As an example of the obscurities that have enveloped the American enterprise here, the general cited the difficulty the Americans have in distinguishing between the 320,000 members of the Iraqi Army and the police, and the thousands of other armed irregulars now stalking the land. Some of these irregulars, he said, were members of Kurdish and Shiite militias; some, private security forces recruited by ministers; still others, bodyguards to other prominent Iraqis. Along with these, he said there are Sunni insurgents and other killers and kidnappers who steal uniforms and unit badges and masquerade as army and police commandos. In Baghdad alone, he said, three truckloads of uniforms have been hijacked in recent weeks.
WHO ARE WE fighting and what are we fighting for? What is the mission and what will be accomplished? Some see it as our duty [Andrew Sullivan]
One thing I wish were more insisted upon. It's not just that we have no interest in seeing Iraq degenerate into a brutal civil and possibly regional war. By removing Saddam, we created this vacuum. We own it. We have a moral responsibility to see this through.
THE PRESUMPTION that we know best may be the greatest sign of our myopia. What if “the mission” we fight for does not remove what is the scourge of the Iraqis? The idea that we “own” anything in Iraq might come as a surprise to the native population. More fire, more smoke in the eyes.
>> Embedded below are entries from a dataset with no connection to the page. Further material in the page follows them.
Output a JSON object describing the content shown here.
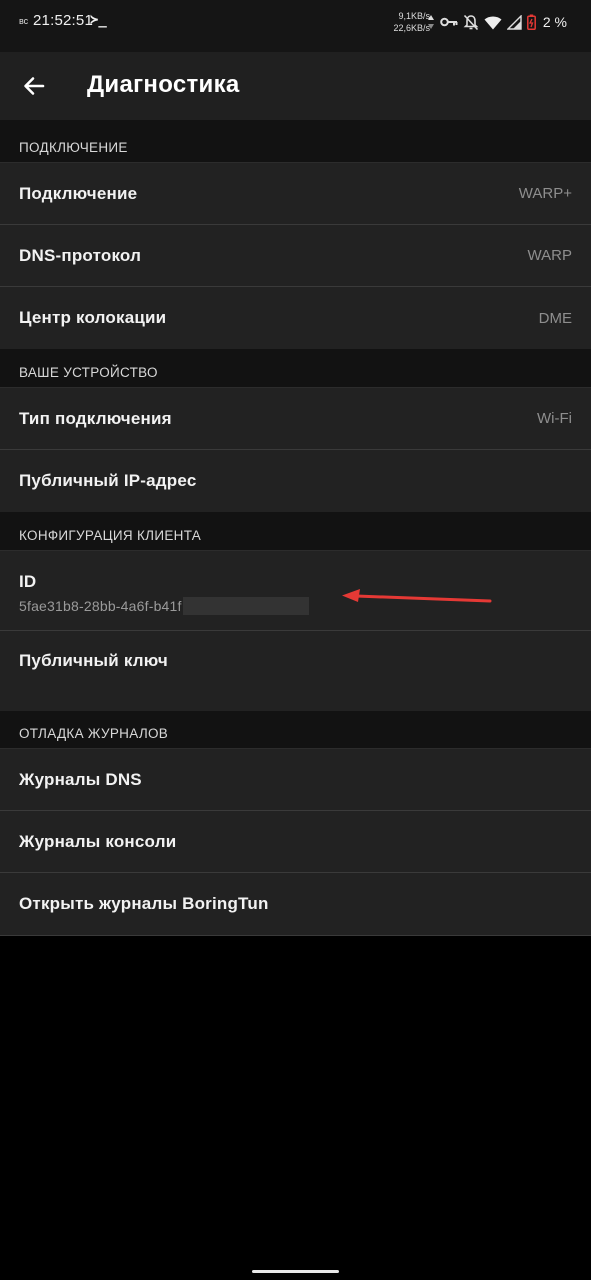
{
  "status_bar": {
    "day": "вс",
    "time": "21:52:51",
    "terminal_glyph": "≻_",
    "speed_up": "9,1KB/s",
    "speed_down": "22,6KB/s",
    "battery_percent": "2 %",
    "icons": [
      "data-arrows-icon",
      "vpn-key-icon",
      "bell-off-icon",
      "wifi-icon",
      "cell-signal-icon",
      "battery-low-icon"
    ]
  },
  "appbar": {
    "title": "Диагностика"
  },
  "sections": {
    "connection": {
      "header": "ПОДКЛЮЧЕНИЕ",
      "rows": [
        {
          "label": "Подключение",
          "value": "WARP+"
        },
        {
          "label": "DNS-протокол",
          "value": "WARP"
        },
        {
          "label": "Центр колокации",
          "value": "DME"
        }
      ]
    },
    "device": {
      "header": "ВАШЕ УСТРОЙСТВО",
      "rows": [
        {
          "label": "Тип подключения",
          "value": "Wi-Fi"
        },
        {
          "label": "Публичный IP-адрес",
          "value": ""
        }
      ]
    },
    "client": {
      "header": "КОНФИГУРАЦИЯ КЛИЕНТА",
      "id_label": "ID",
      "id_value": "5fae31b8-28bb-4a6f-b41f",
      "public_key_label": "Публичный ключ"
    },
    "logs": {
      "header": "ОТЛАДКА ЖУРНАЛОВ",
      "rows": [
        {
          "label": "Журналы DNS"
        },
        {
          "label": "Журналы консоли"
        },
        {
          "label": "Открыть журналы BoringTun"
        }
      ]
    }
  },
  "colors": {
    "background": "#000000",
    "appbar": "#202020",
    "row": "#222222",
    "section_header": "#121212",
    "value_text": "#8e8e8e",
    "annotation_arrow": "#e53935",
    "battery_low": "#e53935"
  }
}
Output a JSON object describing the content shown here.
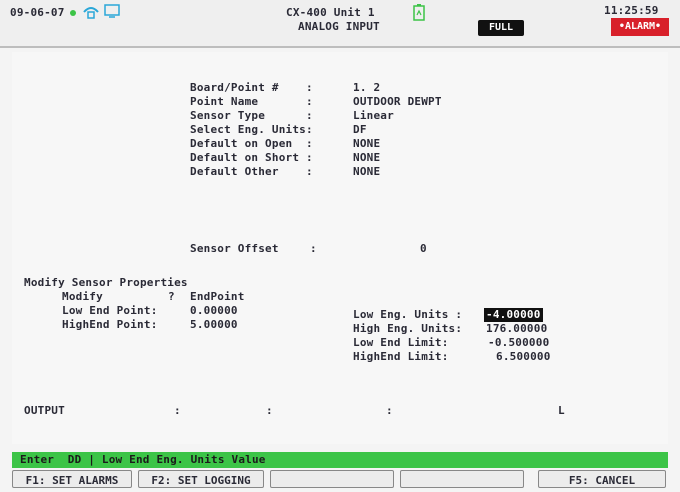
{
  "header": {
    "date": "09-06-07",
    "title_line1": "CX-400 Unit 1",
    "title_line2": "ANALOG INPUT",
    "mode_badge": "FULL",
    "time": "11:25:59",
    "alarm_badge": "•ALARM•"
  },
  "point_info": {
    "board_point_label": "Board/Point #    :",
    "board_point_value": "1. 2",
    "point_name_label": "Point Name       :",
    "point_name_value": "OUTDOOR DEWPT",
    "sensor_type_label": "Sensor Type      :",
    "sensor_type_value": "Linear",
    "select_units_label": "Select Eng. Units:",
    "select_units_value": "DF",
    "default_open_label": "Default on Open  :",
    "default_open_value": "NONE",
    "default_short_label": "Default on Short :",
    "default_short_value": "NONE",
    "default_other_label": "Default Other    :",
    "default_other_value": "NONE"
  },
  "sensor_offset": {
    "label": "Sensor Offset",
    "colon": ":",
    "value": "0"
  },
  "modify": {
    "title": "Modify Sensor Properties",
    "modify_label": "Modify",
    "modify_q": "?",
    "modify_value": "EndPoint",
    "low_end_point_label": "Low End Point:",
    "low_end_point_value": "0.00000",
    "high_end_point_label": "HighEnd Point:",
    "high_end_point_value": "5.00000",
    "low_eng_units_label": "Low Eng. Units :",
    "low_eng_units_value": "-4.00000",
    "high_eng_units_label": "High Eng. Units:",
    "high_eng_units_value": "176.00000",
    "low_end_limit_label": "Low End Limit:",
    "low_end_limit_value": "-0.500000",
    "high_end_limit_label": "HighEnd Limit:",
    "high_end_limit_value": "6.500000"
  },
  "output_row": {
    "label": "OUTPUT",
    "col1": ":",
    "col2": ":",
    "col3": ":",
    "col4": "L"
  },
  "status_bar": {
    "text": "Enter  DD | Low End Eng. Units Value"
  },
  "function_keys": [
    {
      "label": "F1: SET ALARMS"
    },
    {
      "label": "F2: SET LOGGING"
    },
    {
      "label": ""
    },
    {
      "label": ""
    },
    {
      "label": "F5: CANCEL"
    }
  ],
  "colors": {
    "status_green": "#3cc447",
    "alarm_red": "#d8202a"
  }
}
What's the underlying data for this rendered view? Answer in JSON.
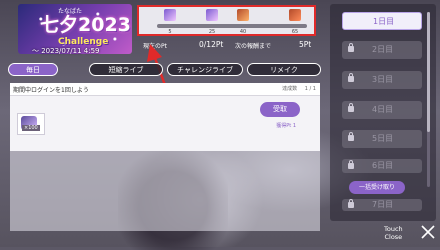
{
  "banner": {
    "kana": "たなばた",
    "title": "七夕2023",
    "subtitle": "Challenge",
    "date": "～ 2023/07/11 4:59"
  },
  "progress": {
    "ticks": [
      "5",
      "25",
      "40",
      "65"
    ],
    "current_label": "現在のPt",
    "current_value": "0/12Pt",
    "next_label": "次の報酬まで",
    "next_value": "5Pt"
  },
  "tabs": [
    {
      "label": "毎日",
      "active": true
    },
    {
      "label": "短縮ライブ",
      "active": false
    },
    {
      "label": "チャレンジライブ",
      "active": false
    },
    {
      "label": "リメイク",
      "active": false
    }
  ],
  "mission": {
    "title": "期間中ログインを1回しよう",
    "progress_label": "達成数",
    "progress_value": "1 / 1",
    "reward_count": "×100",
    "claim_label": "受取",
    "claim_note": "獲得Pt 1"
  },
  "days": [
    {
      "label": "1日目",
      "active": true,
      "locked": false
    },
    {
      "label": "2日目",
      "active": false,
      "locked": true
    },
    {
      "label": "3日目",
      "active": false,
      "locked": true
    },
    {
      "label": "4日目",
      "active": false,
      "locked": true
    },
    {
      "label": "5日目",
      "active": false,
      "locked": true
    },
    {
      "label": "6日目",
      "active": false,
      "locked": true
    },
    {
      "label": "7日目",
      "active": false,
      "locked": true
    }
  ],
  "claim_all_label": "一括受け取り",
  "touch_close": {
    "line1": "Touch",
    "line2": "Close"
  },
  "colors": {
    "accent": "#8b64c8",
    "highlight": "#e02a2a"
  },
  "icons": {
    "lock": "lock-icon",
    "close": "close-icon",
    "reward": "reward-item-icon"
  }
}
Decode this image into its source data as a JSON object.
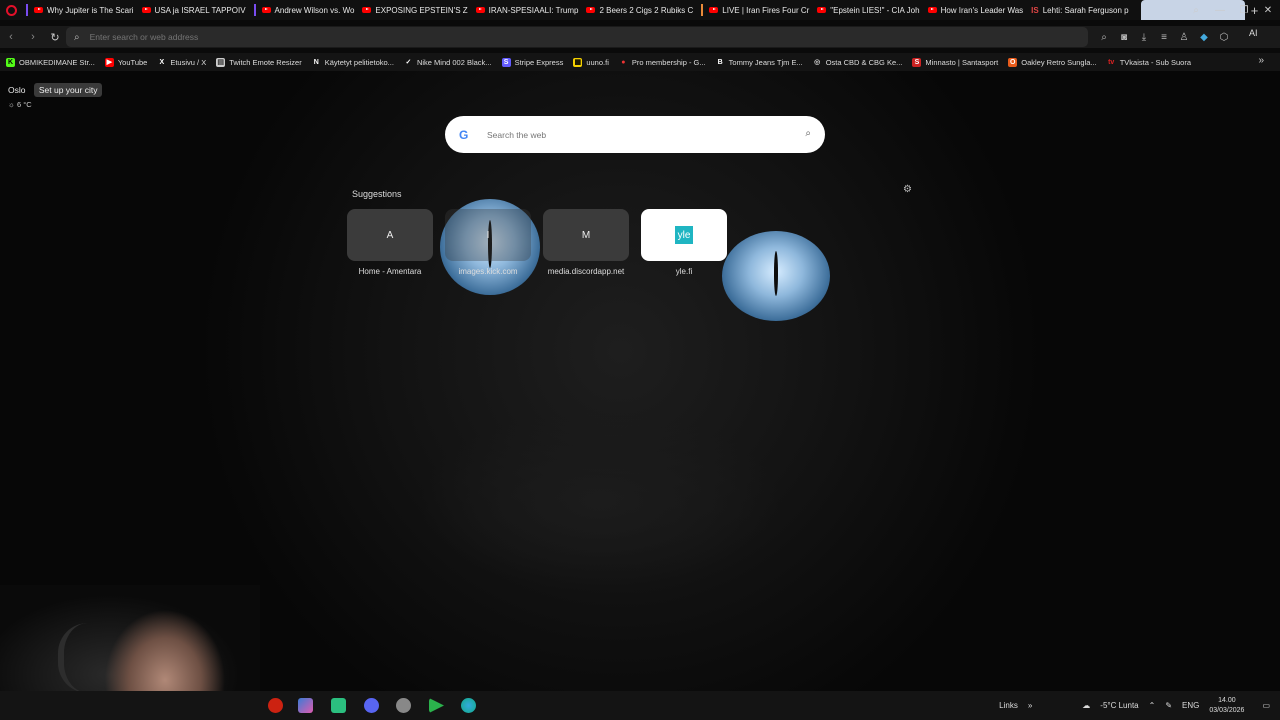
{
  "tabs": [
    {
      "title": "Why Jupiter is The Scari",
      "icon": "youtube-icon"
    },
    {
      "title": "USA ja ISRAEL TAPPOIV",
      "icon": "youtube-icon"
    },
    {
      "title": "Andrew Wilson vs. Wo",
      "icon": "youtube-icon"
    },
    {
      "title": "EXPOSING EPSTEIN'S Z",
      "icon": "youtube-icon"
    },
    {
      "title": "IRAN-SPESIAALI: Trump",
      "icon": "youtube-icon"
    },
    {
      "title": "2 Beers 2 Cigs 2 Rubiks C",
      "icon": "youtube-icon"
    },
    {
      "title": "LIVE | Iran Fires Four Cr",
      "icon": "youtube-icon"
    },
    {
      "title": "\"Epstein LIES!\" - CIA Joh",
      "icon": "youtube-icon"
    },
    {
      "title": "How Iran's Leader Was",
      "icon": "youtube-icon"
    },
    {
      "title": "Lehti: Sarah Ferguson p",
      "icon": "is-icon"
    }
  ],
  "address_bar": {
    "placeholder": "Enter search or web address",
    "value": ""
  },
  "toolbar_ai_label": "AI",
  "bookmarks": [
    {
      "label": "OBMIKEDIMANE Str...",
      "icon": "kick-icon",
      "color": "#53fc18"
    },
    {
      "label": "YouTube",
      "icon": "youtube-icon",
      "color": "#ff0000"
    },
    {
      "label": "Etusivu / X",
      "icon": "x-icon",
      "color": "#ffffff"
    },
    {
      "label": "Twitch Emote Resizer",
      "icon": "page-icon",
      "color": "#dddddd"
    },
    {
      "label": "Käytetyt pelitietoko...",
      "icon": "n-icon",
      "color": "#ffffff"
    },
    {
      "label": "Nike Mind 002 Black...",
      "icon": "nike-icon",
      "color": "#ffffff"
    },
    {
      "label": "Stripe Express",
      "icon": "stripe-icon",
      "color": "#635bff"
    },
    {
      "label": "uuno.fi",
      "icon": "uuno-icon",
      "color": "#f5d000"
    },
    {
      "label": "Pro membership - G...",
      "icon": "pin-icon",
      "color": "#e33"
    },
    {
      "label": "Tommy Jeans Tjm E...",
      "icon": "b-icon",
      "color": "#ffffff"
    },
    {
      "label": "Osta CBD & CBG Ke...",
      "icon": "circle-icon",
      "color": "#cccccc"
    },
    {
      "label": "Minnasto | Santasport",
      "icon": "santasport-icon",
      "color": "#c22"
    },
    {
      "label": "Oakley Retro Sungla...",
      "icon": "oakley-icon",
      "color": "#e85c1c"
    },
    {
      "label": "TVkaista - Sub Suora",
      "icon": "tv-icon",
      "color": "#d22"
    }
  ],
  "weather": {
    "city": "Oslo",
    "setup_label": "Set up your city",
    "temp": "6 °C"
  },
  "search": {
    "placeholder": "Search the web"
  },
  "suggestions": {
    "title": "Suggestions",
    "items": [
      {
        "letter": "A",
        "label": "Home - Amentara"
      },
      {
        "letter": "I",
        "label": "images.kick.com"
      },
      {
        "letter": "M",
        "label": "media.discordapp.net"
      },
      {
        "letter": "yle",
        "label": "yle.fi"
      }
    ]
  },
  "taskbar": {
    "links_label": "Links",
    "weather": "-5°C  Lunta",
    "language": "ENG",
    "time": "14.00",
    "date": "03/03/2026"
  }
}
MORE VOICES AMIDST THE SOUND AND THE FURY
[The Reaction] . . .the consequences of not finishing the job could turn out to be even worse than the gross injustices of this war.THE HERETIK NOTES the problem isn't going to go away, but the idea that we own anything in Iraq must go away if there is to be any effective solution. If withdrawal of a stabilizing outside force is viewed by some as leading to chaos and if the Iraqis view the United States as but a competing invading tribe, perhaps the time has come for the United States to find some strength in admitting its weakness before the problem and before the world.
IF WE TRULY SEEK what is best for the Iraqi people and for the world, doing the hard thing and seeking a true coalition of nations to stabilize the area would be a start. The time of rhetoric must end and a sight of clear reality must rise. But that would mean George Bush would have to go to the United Nations and what is the probability of that?
I do agree, Heretik. I think that the job must be finished, but I suspect that the only way for that to happen will be for the U.S. to work in conjunction with the U.N., even to hand over responsibility to the U.N. But will that happen? Does the U.N. want anything to do with Iraq?
Posted by: Michael J.W. Stickings | November 21, 2005 at 03:12 PM
And how would Bolton approach that um mission, MJWS? How much worse do things have to get before people put down their illusions and deal with reality?